Heilkunst als Kunstwerk Heilung
Was ist also im Kontext dieser Ausführungen mit Heilkunst gemeint?
Es handelt sich dabei um einen Diagnoseprozess, aus dem sich die Therapie unmittelbar ablesen lässt. Dazu braucht es solides medizinisches Grundlagenwissen – auch bezüglich der Gesetzmäßigkeiten der körperlich-seelischen Reifung und den Alterungsprozessen in der zweiten Lebenshälfte. Dieses Wissen und die dadurch möglichen therapeutischen Kompetenzen sind sozusagen das „Material“ für den künstlerischen Prozess. Damit aber im Einzelfall das „Kunstwerk Heilung“ geschaffen werden kann, dazu braucht es die unmittelbare Beobachtung und die therapeutische Denkweise im Hier und Jetzt der konkret gegebenen Krankheitssituation in ihrem Umfeld. Im günstigen Fall sind Besserung und Heilung die Folge des therapeutischen Bemühens, an dem beide – der Behandelnde und der Betroffene – mitschöpferisch tätig sind. So gesehen handelt es sich immer auch um ein „soziales Kunstwerk“.

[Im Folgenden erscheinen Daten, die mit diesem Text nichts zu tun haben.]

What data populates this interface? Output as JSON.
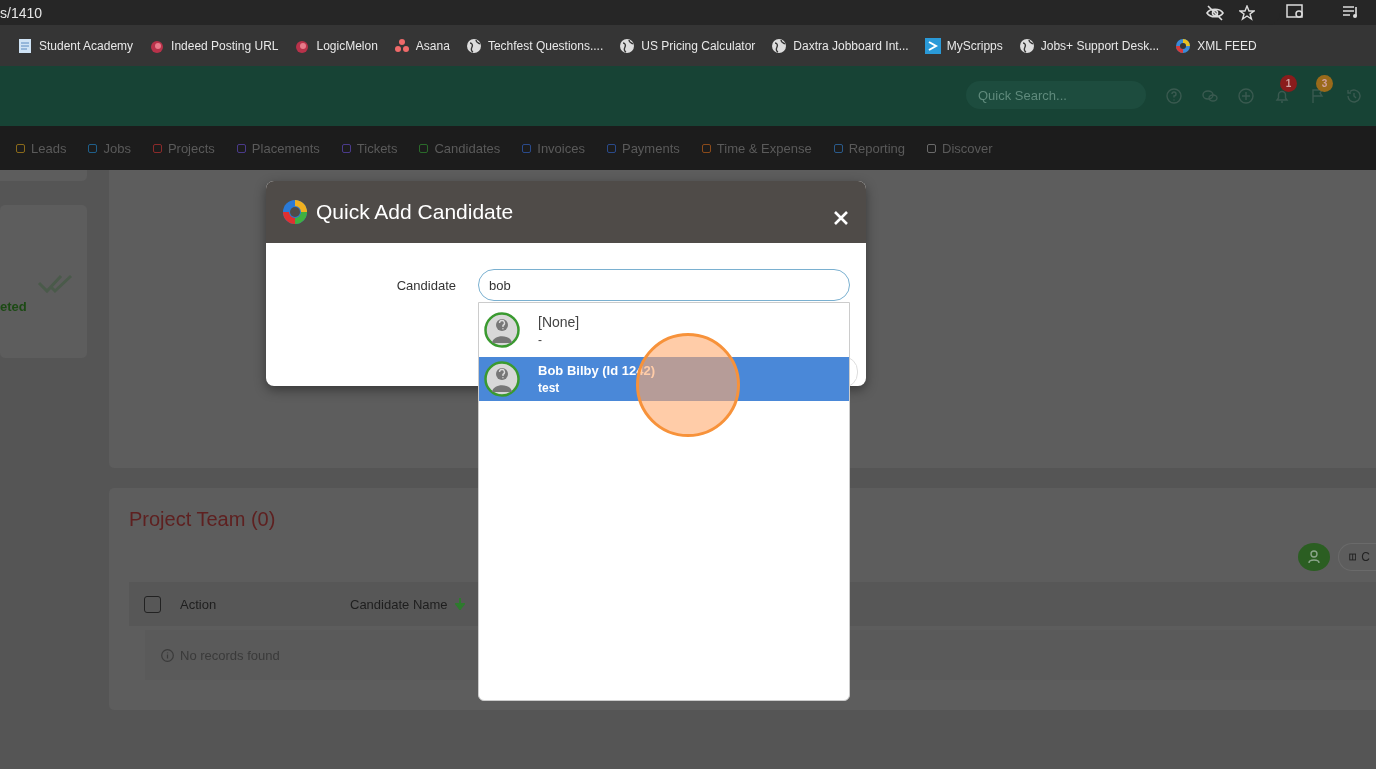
{
  "browser": {
    "url": "s/1410",
    "bookmarks": [
      {
        "label": "Student Academy",
        "kind": "doc"
      },
      {
        "label": "Indeed Posting URL",
        "kind": "melon"
      },
      {
        "label": "LogicMelon",
        "kind": "melon"
      },
      {
        "label": "Asana",
        "kind": "asana"
      },
      {
        "label": "Techfest Questions....",
        "kind": "globe"
      },
      {
        "label": "US Pricing Calculator",
        "kind": "globe"
      },
      {
        "label": "Daxtra Jobboard Int...",
        "kind": "globe"
      },
      {
        "label": "MyScripps",
        "kind": "scripps"
      },
      {
        "label": "Jobs+ Support Desk...",
        "kind": "globe"
      },
      {
        "label": "XML FEED",
        "kind": "feed"
      }
    ]
  },
  "header": {
    "search": {
      "placeholder": "Quick Search..."
    },
    "icons": [
      {
        "kind": "help"
      },
      {
        "kind": "chat"
      },
      {
        "kind": "add"
      },
      {
        "kind": "bell",
        "badge": "1",
        "color": "#8a1c1c"
      },
      {
        "kind": "flag",
        "badge": "3",
        "color": "#9a6a1a"
      },
      {
        "kind": "history"
      }
    ]
  },
  "nav": [
    {
      "label": "Leads",
      "color": "#8a6a1a"
    },
    {
      "label": "Jobs",
      "color": "#1f5f8a"
    },
    {
      "label": "Projects",
      "color": "#8a2a2a"
    },
    {
      "label": "Placements",
      "color": "#4a3a8a"
    },
    {
      "label": "Tickets",
      "color": "#4a3a8a"
    },
    {
      "label": "Candidates",
      "color": "#2a6a2a"
    },
    {
      "label": "Invoices",
      "color": "#2a4a8a"
    },
    {
      "label": "Payments",
      "color": "#2a4a8a"
    },
    {
      "label": "Time & Expense",
      "color": "#8a4a1a"
    },
    {
      "label": "Reporting",
      "color": "#2a5a8a"
    },
    {
      "label": "Discover",
      "color": "#6a6a6a"
    }
  ],
  "status_card": {
    "label": "eted"
  },
  "project_team": {
    "title": "Project Team (0)",
    "toolbar_button": "C",
    "select_all_checked": false,
    "columns": [
      "Action",
      "Candidate Name"
    ],
    "empty_message": "No records found"
  },
  "modal": {
    "title": "Quick Add Candidate",
    "field_label": "Candidate",
    "value": "bob",
    "options": [
      {
        "title": "[None]",
        "subtitle": "-",
        "selected": false
      },
      {
        "title": "Bob Bilby (Id 1242)",
        "subtitle": "test",
        "selected": true
      }
    ]
  }
}
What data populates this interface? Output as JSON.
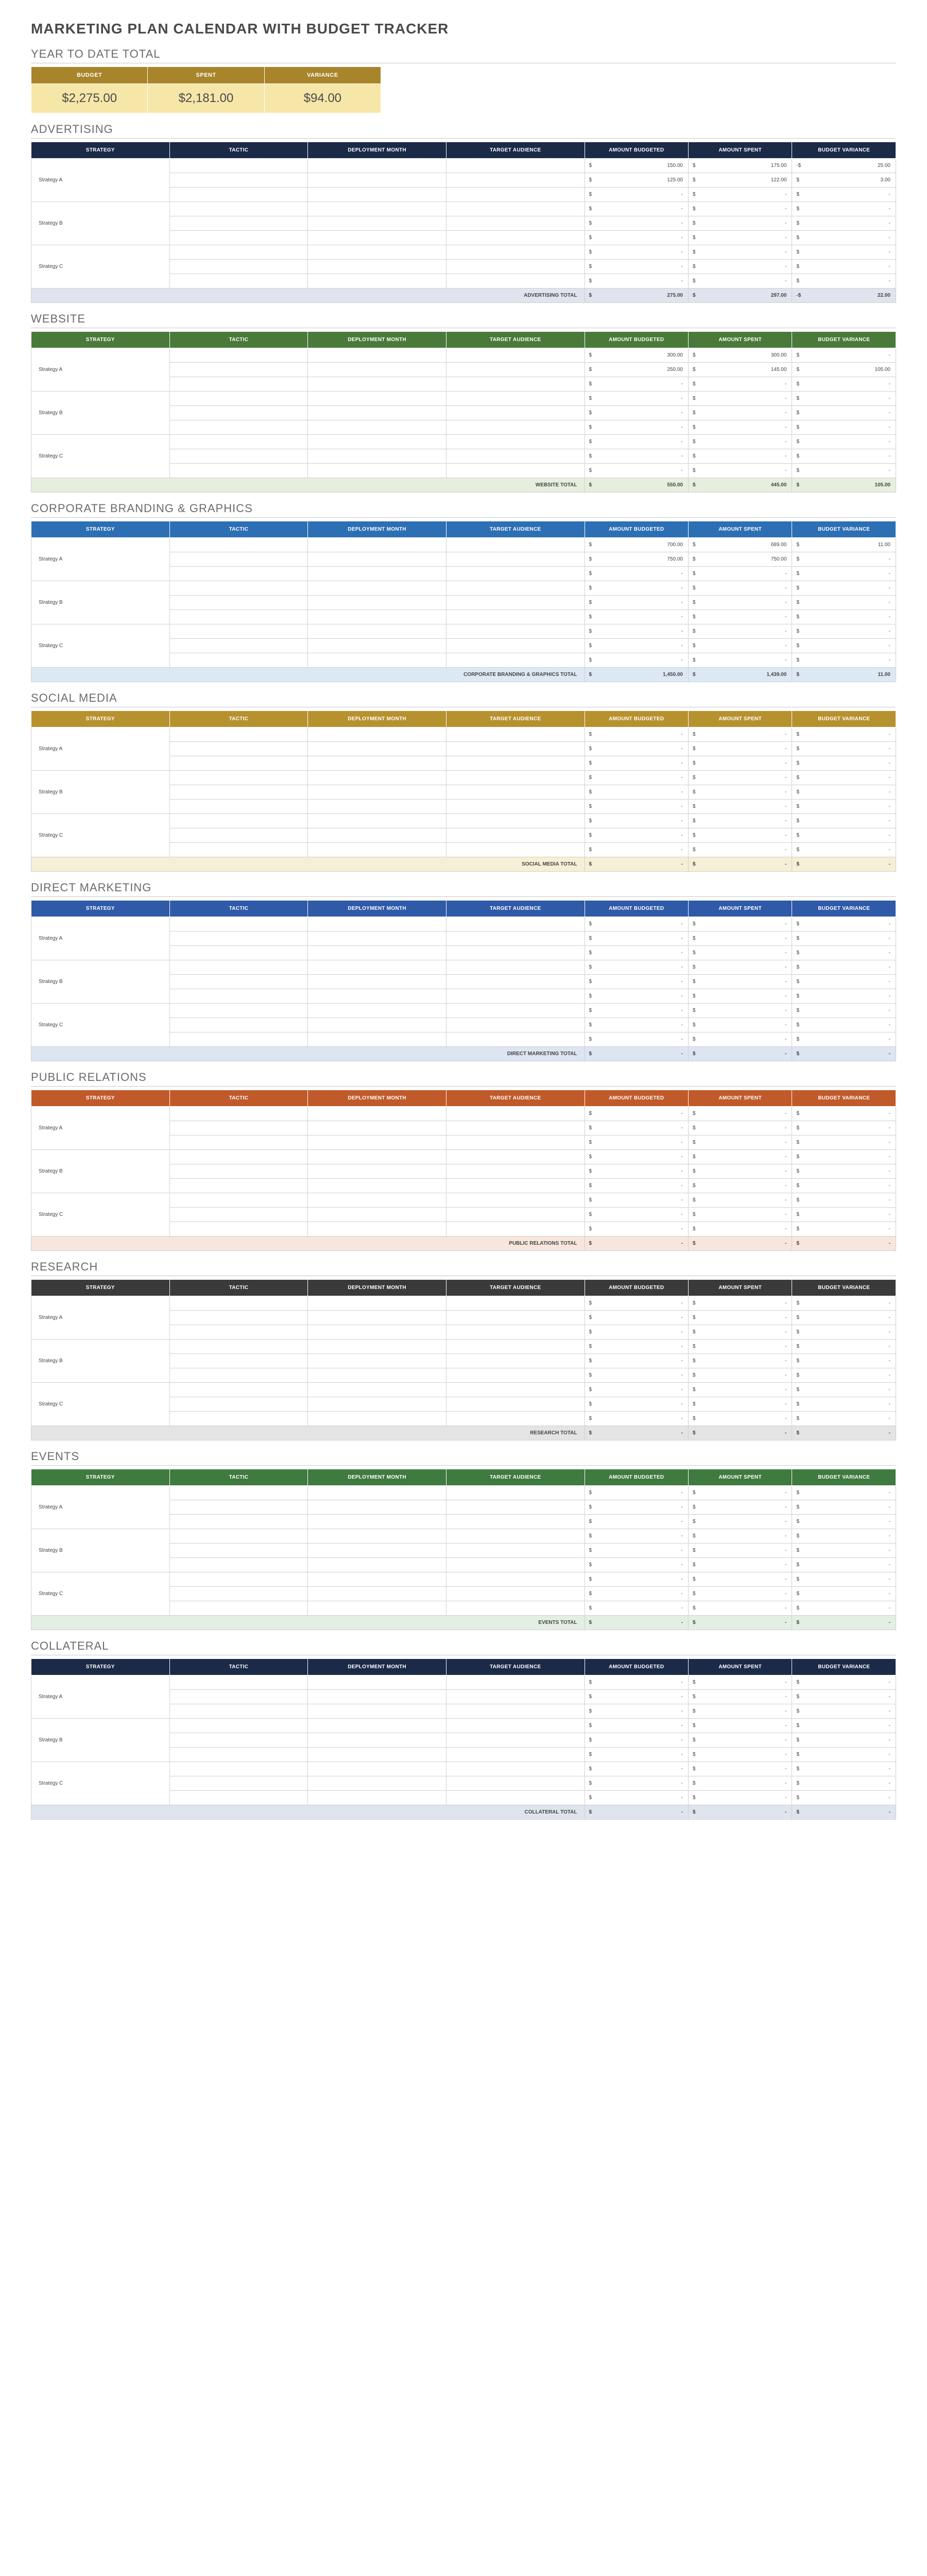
{
  "title": "MARKETING PLAN CALENDAR WITH BUDGET TRACKER",
  "ytd": {
    "title": "YEAR TO DATE TOTAL",
    "headers": {
      "budget": "BUDGET",
      "spent": "SPENT",
      "variance": "VARIANCE"
    },
    "values": {
      "budget": "$2,275.00",
      "spent": "$2,181.00",
      "variance": "$94.00"
    }
  },
  "columns": {
    "strategy": "STRATEGY",
    "tactic": "TACTIC",
    "month": "DEPLOYMENT MONTH",
    "audience": "TARGET AUDIENCE",
    "budgeted": "AMOUNT BUDGETED",
    "spent": "AMOUNT SPENT",
    "variance": "BUDGET VARIANCE"
  },
  "currency": "$",
  "dash": "-",
  "strategies": {
    "a": "Strategy A",
    "b": "Strategy B",
    "c": "Strategy C"
  },
  "sections": [
    {
      "id": "advertising",
      "title": "ADVERTISING",
      "hdrClass": "hdr-navy",
      "totClass": "tot-navy",
      "rows": [
        {
          "strategy": "a",
          "span": 3,
          "cells": [
            {
              "budgeted": "150.00",
              "spent": "175.00",
              "variance": "25.00",
              "varNeg": true
            },
            {
              "budgeted": "125.00",
              "spent": "122.00",
              "variance": "3.00"
            },
            {}
          ]
        },
        {
          "strategy": "b",
          "span": 3,
          "cells": [
            {},
            {},
            {}
          ]
        },
        {
          "strategy": "c",
          "span": 3,
          "cells": [
            {},
            {},
            {}
          ]
        }
      ],
      "total": {
        "label": "ADVERTISING TOTAL",
        "budgeted": "275.00",
        "spent": "297.00",
        "variance": "22.00",
        "varNeg": true
      }
    },
    {
      "id": "website",
      "title": "WEBSITE",
      "hdrClass": "hdr-green",
      "totClass": "tot-green",
      "rows": [
        {
          "strategy": "a",
          "span": 3,
          "cells": [
            {
              "budgeted": "300.00",
              "spent": "300.00",
              "variance": "-"
            },
            {
              "budgeted": "250.00",
              "spent": "145.00",
              "variance": "105.00"
            },
            {}
          ]
        },
        {
          "strategy": "b",
          "span": 3,
          "cells": [
            {},
            {},
            {}
          ]
        },
        {
          "strategy": "c",
          "span": 3,
          "cells": [
            {},
            {},
            {}
          ]
        }
      ],
      "total": {
        "label": "WEBSITE TOTAL",
        "budgeted": "550.00",
        "spent": "445.00",
        "variance": "105.00"
      }
    },
    {
      "id": "corporate",
      "title": "CORPORATE BRANDING & GRAPHICS",
      "hdrClass": "hdr-blue",
      "totClass": "tot-blue",
      "rows": [
        {
          "strategy": "a",
          "span": 3,
          "cells": [
            {
              "budgeted": "700.00",
              "spent": "689.00",
              "variance": "11.00"
            },
            {
              "budgeted": "750.00",
              "spent": "750.00",
              "variance": "-"
            },
            {}
          ]
        },
        {
          "strategy": "b",
          "span": 3,
          "cells": [
            {},
            {},
            {}
          ]
        },
        {
          "strategy": "c",
          "span": 3,
          "cells": [
            {},
            {},
            {}
          ]
        }
      ],
      "total": {
        "label": "CORPORATE BRANDING & GRAPHICS TOTAL",
        "budgeted": "1,450.00",
        "spent": "1,439.00",
        "variance": "11.00"
      }
    },
    {
      "id": "social",
      "title": "SOCIAL MEDIA",
      "hdrClass": "hdr-gold",
      "totClass": "tot-gold",
      "rows": [
        {
          "strategy": "a",
          "span": 3,
          "cells": [
            {},
            {},
            {}
          ]
        },
        {
          "strategy": "b",
          "span": 3,
          "cells": [
            {},
            {},
            {}
          ]
        },
        {
          "strategy": "c",
          "span": 3,
          "cells": [
            {},
            {},
            {}
          ]
        }
      ],
      "total": {
        "label": "SOCIAL MEDIA TOTAL",
        "budgeted": "-",
        "spent": "-",
        "variance": "-"
      }
    },
    {
      "id": "direct",
      "title": "DIRECT MARKETING",
      "hdrClass": "hdr-blue2",
      "totClass": "tot-blue2",
      "rows": [
        {
          "strategy": "a",
          "span": 3,
          "cells": [
            {},
            {},
            {}
          ]
        },
        {
          "strategy": "b",
          "span": 3,
          "cells": [
            {},
            {},
            {}
          ]
        },
        {
          "strategy": "c",
          "span": 3,
          "cells": [
            {},
            {},
            {}
          ]
        }
      ],
      "total": {
        "label": "DIRECT MARKETING TOTAL",
        "budgeted": "-",
        "spent": "-",
        "variance": "-"
      }
    },
    {
      "id": "pr",
      "title": "PUBLIC RELATIONS",
      "hdrClass": "hdr-orange",
      "totClass": "tot-orange",
      "rows": [
        {
          "strategy": "a",
          "span": 3,
          "cells": [
            {},
            {},
            {}
          ]
        },
        {
          "strategy": "b",
          "span": 3,
          "cells": [
            {},
            {},
            {}
          ]
        },
        {
          "strategy": "c",
          "span": 3,
          "cells": [
            {},
            {},
            {}
          ]
        }
      ],
      "total": {
        "label": "PUBLIC RELATIONS TOTAL",
        "budgeted": "-",
        "spent": "-",
        "variance": "-"
      }
    },
    {
      "id": "research",
      "title": "RESEARCH",
      "hdrClass": "hdr-dark",
      "totClass": "tot-dark",
      "rows": [
        {
          "strategy": "a",
          "span": 3,
          "cells": [
            {},
            {},
            {}
          ]
        },
        {
          "strategy": "b",
          "span": 3,
          "cells": [
            {},
            {},
            {}
          ]
        },
        {
          "strategy": "c",
          "span": 3,
          "cells": [
            {},
            {},
            {}
          ]
        }
      ],
      "total": {
        "label": "RESEARCH TOTAL",
        "budgeted": "-",
        "spent": "-",
        "variance": "-"
      }
    },
    {
      "id": "events",
      "title": "EVENTS",
      "hdrClass": "hdr-green2",
      "totClass": "tot-green2",
      "rows": [
        {
          "strategy": "a",
          "span": 3,
          "cells": [
            {},
            {},
            {}
          ]
        },
        {
          "strategy": "b",
          "span": 3,
          "cells": [
            {},
            {},
            {}
          ]
        },
        {
          "strategy": "c",
          "span": 3,
          "cells": [
            {},
            {},
            {}
          ]
        }
      ],
      "total": {
        "label": "EVENTS TOTAL",
        "budgeted": "-",
        "spent": "-",
        "variance": "-"
      }
    },
    {
      "id": "collateral",
      "title": "COLLATERAL",
      "hdrClass": "hdr-navy2",
      "totClass": "tot-navy2",
      "rows": [
        {
          "strategy": "a",
          "span": 3,
          "cells": [
            {},
            {},
            {}
          ]
        },
        {
          "strategy": "b",
          "span": 3,
          "cells": [
            {},
            {},
            {}
          ]
        },
        {
          "strategy": "c",
          "span": 3,
          "cells": [
            {},
            {},
            {}
          ]
        }
      ],
      "total": {
        "label": "COLLATERAL TOTAL",
        "budgeted": "-",
        "spent": "-",
        "variance": "-"
      }
    }
  ]
}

„Dass dabei nicht nur medizinisches Wissen, sondern auch Fähigkeiten wie das Erfassen des rechten Zeitpunkts (ϰαιρός), diagnostische Empathie und therapeutische Intuition eine wichtige Rolle spielen, zeichnet den künstlerischen Prozess aus.“10
Vgl. „Einleitung zu Band 15, Schriften zur Anthroposophischen Medizin, Kritische Edition der Schriften Rudolf Steiners“, frommann-holzboog Verlag, Stuttgart 202511
- Hierbei handelt es sich um Kapitel aus dem Grundlagenwerk von Rudolf Steiner und Ita Wegman, Grundlegendes für eine Erweiterung der Heilkunst, GA 27.
- Vgl. FN 1, S. 88.
- Vgl. FN 1, S. 15.
- Rudolf Steiner, Geisteswissenschaftliche Grundlagen zum Gedeihen der Landwirtschaft. Landwirtschaftlicher Kursus, GA 327, 66 f.
- Vgl. FN 1, S. 6.
- Siehe z.B. die Pocket-Leitlinie Prävention von Herz-Kreislauf-Erkrankungen der Deutschen Gesellschaft für Kardiologie. Giehlen u. a. (2021).
- Vgl. FN 1, S. 79.
- Vgl. FN 1, S. 74.
- Vgl. FN 1, S. 75.
- Vgl. Fintelmann (2016).
- In Band 15 der SKA findet sich auch das umfangreiche Literatur- und Referenzverzeichnis. Wer den Inhalt weiter vertiefen möchte, kann sich dort darüber informieren.